Come nella maggior parte delle Oasi Wwf, anche a Pian Sant’Angelo è presente un Sentiero Natura, studiato per permettere al visitatore di cogliere i principali aspetti naturalistici e storico-archeologici dell’area. Il percorso è ben segnalato da frecce direzionali e dotato di pannelli informativi e cartellini botanici per rendere la visita più istruttiva e dare al visitatore la consapevolezza di ciò che lo circonda.

Nella prima parte, il percorso si snoda attraverso campi coltivati e oliveti dove è possibile ammirare il disegno rurale antico, con siepi e grandi querce isolate che il Monumento Naturale conserva. Successivamente, ci si addentra nel bosco composto principalmente da caducifoglie. Anche in questo caso l’elemento caratterizzante del bosco è la sua evoluzione naturale da ormai diverse decine di anni ed è possibile, fin da subito, notare alcune delle caratteristiche che contraddistinguono le foreste naturali rispetto a quelle gestite: alberi di diverse specie e dimensioni, compresi quelli morti e marcescenti lasciati in loco per favorire la biodiversità collegata alla necromassa, un folto sottobosco e piante rampicanti.
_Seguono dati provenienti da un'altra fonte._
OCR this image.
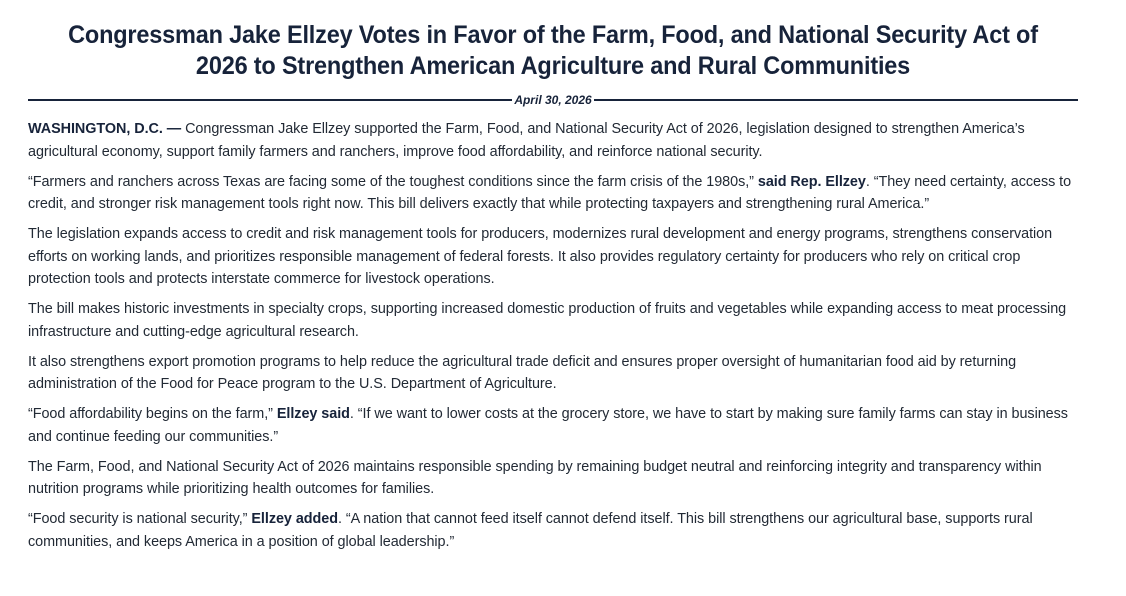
Congressman Jake Ellzey Votes in Favor of the Farm, Food, and National Security Act of 2026 to Strengthen American Agriculture and Rural Communities
April 30, 2026

WASHINGTON, D.C. — Congressman Jake Ellzey supported the Farm, Food, and National Security Act of 2026, legislation designed to strengthen America’s agricultural economy, support family farmers and ranchers, improve food affordability, and reinforce national security.

“Farmers and ranchers across Texas are facing some of the toughest conditions since the farm crisis of the 1980s,” said Rep. Ellzey. “They need certainty, access to credit, and stronger risk management tools right now. This bill delivers exactly that while protecting taxpayers and strengthening rural America.”

The legislation expands access to credit and risk management tools for producers, modernizes rural development and energy programs, strengthens conservation efforts on working lands, and prioritizes responsible management of federal forests. It also provides regulatory certainty for producers who rely on critical crop protection tools and protects interstate commerce for livestock operations.

The bill makes historic investments in specialty crops, supporting increased domestic production of fruits and vegetables while expanding access to meat processing infrastructure and cutting-edge agricultural research.

It also strengthens export promotion programs to help reduce the agricultural trade deficit and ensures proper oversight of humanitarian food aid by returning administration of the Food for Peace program to the U.S. Department of Agriculture.

“Food affordability begins on the farm,” Ellzey said. “If we want to lower costs at the grocery store, we have to start by making sure family farms can stay in business and continue feeding our communities.”

The Farm, Food, and National Security Act of 2026 maintains responsible spending by remaining budget neutral and reinforcing integrity and transparency within nutrition programs while prioritizing health outcomes for families.

“Food security is national security,” Ellzey added. “A nation that cannot feed itself cannot defend itself. This bill strengthens our agricultural base, supports rural communities, and keeps America in a position of global leadership.”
Proseguendo verso est si arriva a una piccola radura lenominata “Valle dell’Orto”, a memoria della destinazione agricola a cui era destinata in passato. Salendo nuovamente verso il pianoro si attraversa poi una fitta macchia di erica arborea che riporta il visitatore nella zona coltivata. Il percorso entra in un bosco di pianura alternato a macchia mediterranea per scendere nella prima forra, dove una vegetazione lussureggiante lascia filtrare raggi di luce che mettono in risalto il monumentale “Ponte del Ponte”, imponente struttura etrusco-falisca che, occupando trasversalmente la gola del torrente, fungeva da acquedotto. Una scalinata fatta in legno e terra conduce lungo il costone tufaceo, dove si possono osservare numerose tombe rupestri risalenti a IV-III secolo a.C. Continuando l’escursione un pianoro abbastanza ampio e, in primavera, ricco di orchidee, offre la possibilità di osservare, nelle giornate più limpide, il Monte Soratte, cattedrale calcarea circondata da tufo. Rientrando nel fitto del bosco si arriva presso una sorgente d’acqua detta “del granchio”, utilizzata sin dal tempo degli Etruschi. Uscendo dal bosco, il sentiero, attraverso una piccola valle, conduce infine verso l’ingresso dell’Oasi.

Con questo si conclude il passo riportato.